Cuando a mis dieciséis años, con mi mamá, en el verano más triste y complicado de mi adolescencia, muy Bart Simpson, golpeamos la puerta del Colegio del Pacífico, no tenía idea de que el fundador y coordinador general de la institución era Ariel Garbarz. Me habían echado de la ORT al terminar tercer año, había pasado los otros dos cursos anteriores del secundario en el Paideia y ningún lugar me aceptaba, todos me decían que no convenía incluir gente nueva o que no podría adaptarme o que no tenía los conocimientos indicados para entrar a estudiar con otros alumnos mejor preparados que yo… nadie me quería, excepto el Colegio del Pacífico. Ahí no tenían la posibilidad de ser exquisitos con quién entraba: estaban obligados a aceptar a todos los que fueran, a darle la bienvenida a cualquiera, a recibir contentos y entusiasmados a cualquier alumno problemático que tuviera atrás a unos padres con plata para pagar la cuota.
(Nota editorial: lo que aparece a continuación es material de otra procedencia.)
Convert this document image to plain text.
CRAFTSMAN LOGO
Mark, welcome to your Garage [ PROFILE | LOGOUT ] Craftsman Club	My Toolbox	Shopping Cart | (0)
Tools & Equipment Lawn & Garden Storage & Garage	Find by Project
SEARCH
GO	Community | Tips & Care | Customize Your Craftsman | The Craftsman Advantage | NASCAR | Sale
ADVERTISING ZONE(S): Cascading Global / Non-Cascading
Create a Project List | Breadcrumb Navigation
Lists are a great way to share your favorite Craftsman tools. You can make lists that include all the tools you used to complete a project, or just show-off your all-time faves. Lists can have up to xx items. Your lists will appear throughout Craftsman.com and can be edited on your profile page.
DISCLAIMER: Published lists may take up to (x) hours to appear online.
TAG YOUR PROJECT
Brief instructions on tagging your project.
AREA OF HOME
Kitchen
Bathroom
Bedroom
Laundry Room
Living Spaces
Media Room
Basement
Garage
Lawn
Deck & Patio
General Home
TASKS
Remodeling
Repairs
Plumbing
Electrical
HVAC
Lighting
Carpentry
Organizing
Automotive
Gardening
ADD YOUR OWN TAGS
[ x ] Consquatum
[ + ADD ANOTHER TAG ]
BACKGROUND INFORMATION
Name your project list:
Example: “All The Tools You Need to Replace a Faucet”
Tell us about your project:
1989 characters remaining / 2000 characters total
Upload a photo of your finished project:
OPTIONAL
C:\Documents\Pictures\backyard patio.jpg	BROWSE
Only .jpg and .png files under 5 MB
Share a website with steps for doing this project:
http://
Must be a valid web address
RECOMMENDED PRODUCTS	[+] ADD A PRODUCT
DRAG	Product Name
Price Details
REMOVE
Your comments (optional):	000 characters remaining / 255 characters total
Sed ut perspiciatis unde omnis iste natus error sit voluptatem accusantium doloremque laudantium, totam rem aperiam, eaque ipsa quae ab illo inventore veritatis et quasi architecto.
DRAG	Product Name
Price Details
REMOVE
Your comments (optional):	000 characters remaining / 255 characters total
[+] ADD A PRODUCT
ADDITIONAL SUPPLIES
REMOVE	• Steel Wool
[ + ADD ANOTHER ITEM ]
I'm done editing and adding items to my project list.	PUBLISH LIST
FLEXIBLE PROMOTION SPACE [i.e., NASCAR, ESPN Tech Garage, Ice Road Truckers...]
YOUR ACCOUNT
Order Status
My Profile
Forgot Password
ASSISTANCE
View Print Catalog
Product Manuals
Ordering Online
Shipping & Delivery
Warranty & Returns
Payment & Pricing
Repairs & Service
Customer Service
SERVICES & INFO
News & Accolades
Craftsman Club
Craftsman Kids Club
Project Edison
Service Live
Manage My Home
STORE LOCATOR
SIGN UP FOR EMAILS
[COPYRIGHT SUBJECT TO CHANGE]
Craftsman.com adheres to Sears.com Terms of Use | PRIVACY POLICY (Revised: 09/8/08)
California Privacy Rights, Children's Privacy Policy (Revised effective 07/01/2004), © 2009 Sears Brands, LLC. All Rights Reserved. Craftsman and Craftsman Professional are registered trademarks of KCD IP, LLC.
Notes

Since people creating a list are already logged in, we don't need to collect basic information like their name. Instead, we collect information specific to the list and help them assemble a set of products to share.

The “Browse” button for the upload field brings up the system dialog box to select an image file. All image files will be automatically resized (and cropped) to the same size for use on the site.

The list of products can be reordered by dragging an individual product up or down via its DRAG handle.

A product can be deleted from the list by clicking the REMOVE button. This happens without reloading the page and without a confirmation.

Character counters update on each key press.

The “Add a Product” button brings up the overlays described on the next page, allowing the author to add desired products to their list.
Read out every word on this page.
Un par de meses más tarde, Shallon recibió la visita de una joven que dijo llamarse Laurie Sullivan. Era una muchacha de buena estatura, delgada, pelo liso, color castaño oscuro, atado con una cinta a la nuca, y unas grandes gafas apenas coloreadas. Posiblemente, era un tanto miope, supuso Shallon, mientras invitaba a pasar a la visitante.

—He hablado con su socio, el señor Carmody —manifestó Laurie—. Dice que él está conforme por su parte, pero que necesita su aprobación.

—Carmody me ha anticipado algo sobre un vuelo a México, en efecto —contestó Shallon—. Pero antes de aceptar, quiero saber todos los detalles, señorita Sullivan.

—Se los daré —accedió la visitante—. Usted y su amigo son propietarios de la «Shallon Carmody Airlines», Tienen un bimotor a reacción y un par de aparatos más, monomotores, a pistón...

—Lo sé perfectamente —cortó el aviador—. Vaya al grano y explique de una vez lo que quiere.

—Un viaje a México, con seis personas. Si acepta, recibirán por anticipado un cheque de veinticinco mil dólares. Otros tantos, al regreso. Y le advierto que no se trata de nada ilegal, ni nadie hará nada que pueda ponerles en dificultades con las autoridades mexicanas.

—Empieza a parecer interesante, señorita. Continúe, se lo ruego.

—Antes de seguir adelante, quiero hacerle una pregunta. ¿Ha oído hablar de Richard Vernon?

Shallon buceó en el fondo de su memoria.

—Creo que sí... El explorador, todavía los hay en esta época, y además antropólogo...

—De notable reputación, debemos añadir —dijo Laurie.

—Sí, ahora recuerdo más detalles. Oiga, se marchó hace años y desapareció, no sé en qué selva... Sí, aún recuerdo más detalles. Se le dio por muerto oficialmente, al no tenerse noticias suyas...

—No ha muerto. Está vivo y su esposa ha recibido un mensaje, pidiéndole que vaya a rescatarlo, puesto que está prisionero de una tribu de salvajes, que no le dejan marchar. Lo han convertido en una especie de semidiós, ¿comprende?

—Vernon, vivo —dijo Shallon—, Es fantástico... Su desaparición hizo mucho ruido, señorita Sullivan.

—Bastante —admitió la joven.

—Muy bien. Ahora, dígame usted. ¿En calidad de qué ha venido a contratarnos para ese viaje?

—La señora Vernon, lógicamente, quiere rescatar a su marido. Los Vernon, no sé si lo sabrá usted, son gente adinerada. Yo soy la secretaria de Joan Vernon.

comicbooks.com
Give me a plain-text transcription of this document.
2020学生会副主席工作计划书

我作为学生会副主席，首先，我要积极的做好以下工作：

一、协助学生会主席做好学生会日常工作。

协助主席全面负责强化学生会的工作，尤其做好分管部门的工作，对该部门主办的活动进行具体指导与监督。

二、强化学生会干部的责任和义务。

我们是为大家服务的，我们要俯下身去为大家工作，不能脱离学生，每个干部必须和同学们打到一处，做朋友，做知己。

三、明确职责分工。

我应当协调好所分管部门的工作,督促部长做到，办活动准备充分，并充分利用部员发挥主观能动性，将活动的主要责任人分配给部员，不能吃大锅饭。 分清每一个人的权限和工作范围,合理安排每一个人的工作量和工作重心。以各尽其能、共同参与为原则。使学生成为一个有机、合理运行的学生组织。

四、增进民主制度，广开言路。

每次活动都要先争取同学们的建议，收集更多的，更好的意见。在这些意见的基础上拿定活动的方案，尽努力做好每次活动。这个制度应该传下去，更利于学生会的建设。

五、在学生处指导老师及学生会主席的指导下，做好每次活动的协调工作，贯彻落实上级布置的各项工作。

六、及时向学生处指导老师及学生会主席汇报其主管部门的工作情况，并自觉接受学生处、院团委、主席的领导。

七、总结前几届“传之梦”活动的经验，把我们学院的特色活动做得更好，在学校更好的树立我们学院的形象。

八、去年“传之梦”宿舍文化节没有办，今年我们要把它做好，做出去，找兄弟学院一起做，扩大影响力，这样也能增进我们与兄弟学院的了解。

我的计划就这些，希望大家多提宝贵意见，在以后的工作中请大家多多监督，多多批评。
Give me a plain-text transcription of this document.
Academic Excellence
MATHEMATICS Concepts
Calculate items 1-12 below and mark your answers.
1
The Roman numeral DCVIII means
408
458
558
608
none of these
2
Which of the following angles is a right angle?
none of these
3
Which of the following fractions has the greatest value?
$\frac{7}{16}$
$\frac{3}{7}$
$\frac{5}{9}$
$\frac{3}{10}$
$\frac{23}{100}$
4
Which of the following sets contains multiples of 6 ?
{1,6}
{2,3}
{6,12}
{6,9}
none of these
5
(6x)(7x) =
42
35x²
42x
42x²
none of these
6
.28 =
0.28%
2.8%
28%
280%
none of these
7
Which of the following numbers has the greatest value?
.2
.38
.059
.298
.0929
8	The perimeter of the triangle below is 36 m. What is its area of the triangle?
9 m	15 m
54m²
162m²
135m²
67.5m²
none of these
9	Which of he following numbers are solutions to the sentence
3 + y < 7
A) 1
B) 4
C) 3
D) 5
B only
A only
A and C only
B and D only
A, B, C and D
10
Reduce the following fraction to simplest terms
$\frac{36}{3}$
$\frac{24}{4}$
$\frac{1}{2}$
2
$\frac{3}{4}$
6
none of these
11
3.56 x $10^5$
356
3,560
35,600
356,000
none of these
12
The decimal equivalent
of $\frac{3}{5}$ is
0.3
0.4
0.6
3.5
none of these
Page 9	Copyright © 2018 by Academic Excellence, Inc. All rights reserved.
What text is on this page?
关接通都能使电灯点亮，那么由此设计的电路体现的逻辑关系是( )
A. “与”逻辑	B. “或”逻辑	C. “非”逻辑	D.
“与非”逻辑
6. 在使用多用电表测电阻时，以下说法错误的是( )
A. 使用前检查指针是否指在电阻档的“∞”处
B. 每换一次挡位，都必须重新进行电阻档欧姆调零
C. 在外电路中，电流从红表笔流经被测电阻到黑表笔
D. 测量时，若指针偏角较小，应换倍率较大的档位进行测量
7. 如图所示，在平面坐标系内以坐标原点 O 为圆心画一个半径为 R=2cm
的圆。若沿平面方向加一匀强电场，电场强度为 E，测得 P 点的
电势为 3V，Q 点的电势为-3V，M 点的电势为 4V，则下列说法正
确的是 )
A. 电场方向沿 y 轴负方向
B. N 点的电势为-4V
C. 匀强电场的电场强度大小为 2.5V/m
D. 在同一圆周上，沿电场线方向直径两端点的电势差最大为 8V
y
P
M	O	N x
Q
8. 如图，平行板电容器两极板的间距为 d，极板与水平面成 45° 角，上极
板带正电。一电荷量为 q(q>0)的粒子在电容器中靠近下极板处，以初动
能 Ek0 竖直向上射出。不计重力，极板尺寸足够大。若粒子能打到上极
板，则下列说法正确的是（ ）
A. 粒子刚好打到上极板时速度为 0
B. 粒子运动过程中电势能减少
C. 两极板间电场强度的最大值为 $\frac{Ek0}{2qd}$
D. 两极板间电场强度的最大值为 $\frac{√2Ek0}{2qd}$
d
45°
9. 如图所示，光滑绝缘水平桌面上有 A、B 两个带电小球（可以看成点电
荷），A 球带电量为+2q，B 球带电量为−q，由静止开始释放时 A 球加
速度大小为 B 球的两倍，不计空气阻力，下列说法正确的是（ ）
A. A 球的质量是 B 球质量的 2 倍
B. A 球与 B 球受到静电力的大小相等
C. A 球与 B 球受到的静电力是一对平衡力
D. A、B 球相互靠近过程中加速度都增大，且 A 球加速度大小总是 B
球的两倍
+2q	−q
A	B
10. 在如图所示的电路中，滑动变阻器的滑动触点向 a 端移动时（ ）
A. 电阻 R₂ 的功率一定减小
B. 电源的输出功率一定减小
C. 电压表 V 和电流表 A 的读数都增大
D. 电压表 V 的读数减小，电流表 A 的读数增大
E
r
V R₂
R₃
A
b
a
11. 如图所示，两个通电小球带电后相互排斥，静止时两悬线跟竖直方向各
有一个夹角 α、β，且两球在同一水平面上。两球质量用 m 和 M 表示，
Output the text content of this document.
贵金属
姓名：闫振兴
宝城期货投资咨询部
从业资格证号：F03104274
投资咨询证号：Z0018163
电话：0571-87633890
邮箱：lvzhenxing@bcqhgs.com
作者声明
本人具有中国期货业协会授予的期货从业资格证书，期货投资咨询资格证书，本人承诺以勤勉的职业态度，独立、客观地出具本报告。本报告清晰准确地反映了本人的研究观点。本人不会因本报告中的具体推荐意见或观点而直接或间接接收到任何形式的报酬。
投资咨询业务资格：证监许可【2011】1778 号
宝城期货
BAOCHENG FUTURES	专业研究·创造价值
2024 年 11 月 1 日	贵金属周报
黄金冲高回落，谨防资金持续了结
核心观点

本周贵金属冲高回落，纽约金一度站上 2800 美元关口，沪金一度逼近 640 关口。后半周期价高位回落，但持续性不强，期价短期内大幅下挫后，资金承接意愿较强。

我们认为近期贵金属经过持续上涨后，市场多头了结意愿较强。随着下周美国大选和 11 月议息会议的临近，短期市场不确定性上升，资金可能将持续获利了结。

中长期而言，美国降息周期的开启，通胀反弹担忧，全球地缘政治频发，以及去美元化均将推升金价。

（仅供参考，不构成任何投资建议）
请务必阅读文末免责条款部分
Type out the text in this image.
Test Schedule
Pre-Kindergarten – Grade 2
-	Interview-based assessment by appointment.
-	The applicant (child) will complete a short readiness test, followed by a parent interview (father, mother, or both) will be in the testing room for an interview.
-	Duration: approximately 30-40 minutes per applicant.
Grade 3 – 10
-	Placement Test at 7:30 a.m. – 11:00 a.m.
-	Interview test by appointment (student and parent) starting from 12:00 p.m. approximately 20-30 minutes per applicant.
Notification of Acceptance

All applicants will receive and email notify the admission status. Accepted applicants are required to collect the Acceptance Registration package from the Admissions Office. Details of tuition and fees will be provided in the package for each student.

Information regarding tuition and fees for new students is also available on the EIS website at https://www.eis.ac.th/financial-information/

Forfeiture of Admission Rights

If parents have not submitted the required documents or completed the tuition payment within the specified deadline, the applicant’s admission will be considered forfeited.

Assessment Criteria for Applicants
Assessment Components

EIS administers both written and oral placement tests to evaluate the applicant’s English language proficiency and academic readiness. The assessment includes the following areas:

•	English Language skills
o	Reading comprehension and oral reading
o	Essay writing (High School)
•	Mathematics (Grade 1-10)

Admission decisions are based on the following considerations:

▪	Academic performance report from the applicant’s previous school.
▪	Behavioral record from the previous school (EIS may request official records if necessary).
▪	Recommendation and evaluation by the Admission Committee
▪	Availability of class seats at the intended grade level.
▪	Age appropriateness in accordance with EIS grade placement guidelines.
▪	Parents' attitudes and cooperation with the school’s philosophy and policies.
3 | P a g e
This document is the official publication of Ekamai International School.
Si seguían teniendo tan pocos alumnos, iban a tener que empezar a pensar en cerrar.

Nadie me quería. Excepto el Colegio del Pacífico: ahí no tenían la posibilidad de ser exquisitos con quién entraba.

A nadie más que a mí le importaría todo eso si el dueño de ese secundario al que fui no fuese ahora, mucho tiempo después, una persona más o menos reconocida en las redes sociales y los medios de comunicación. Primero lo vi aparecer con el caso Maldonado, afirmando algo tenía que ver con el celular de Santiago. Después, otra vez, me lo encontré retwitteado en las redes, hablando sobre las baterías del submarino ARA San Juan. Veía que todos se referían a él como ingeniero, experto en telecomunicaciones, investigador de la UTN y demás. ¿Yo era el único que sabía que era el dueño de un colegio? ¿O los periodistas prefieren callarse el dato que aparece googleando poco y nada? Esperando en un consultorio, encontré una entrevista a un tal D.T Max, experto en sacar retratos periodísticos, que aseguraba que el mejor perfil periodístico puede construirse con los testimonios menos predecibles, con las salidas ilógicas, los caminos intrincados. Entonces, tal vez, ay, mamita querida, tengo algo para decir sobre Ariel Garbarz.

Primero lo vi en el caso Maldonado, afirmando algo tenía que ver con el celular de Santiago; y después, otra vez, me lo encontré retwitteado en las redes, hablando sobre las baterías del ARA San Juan.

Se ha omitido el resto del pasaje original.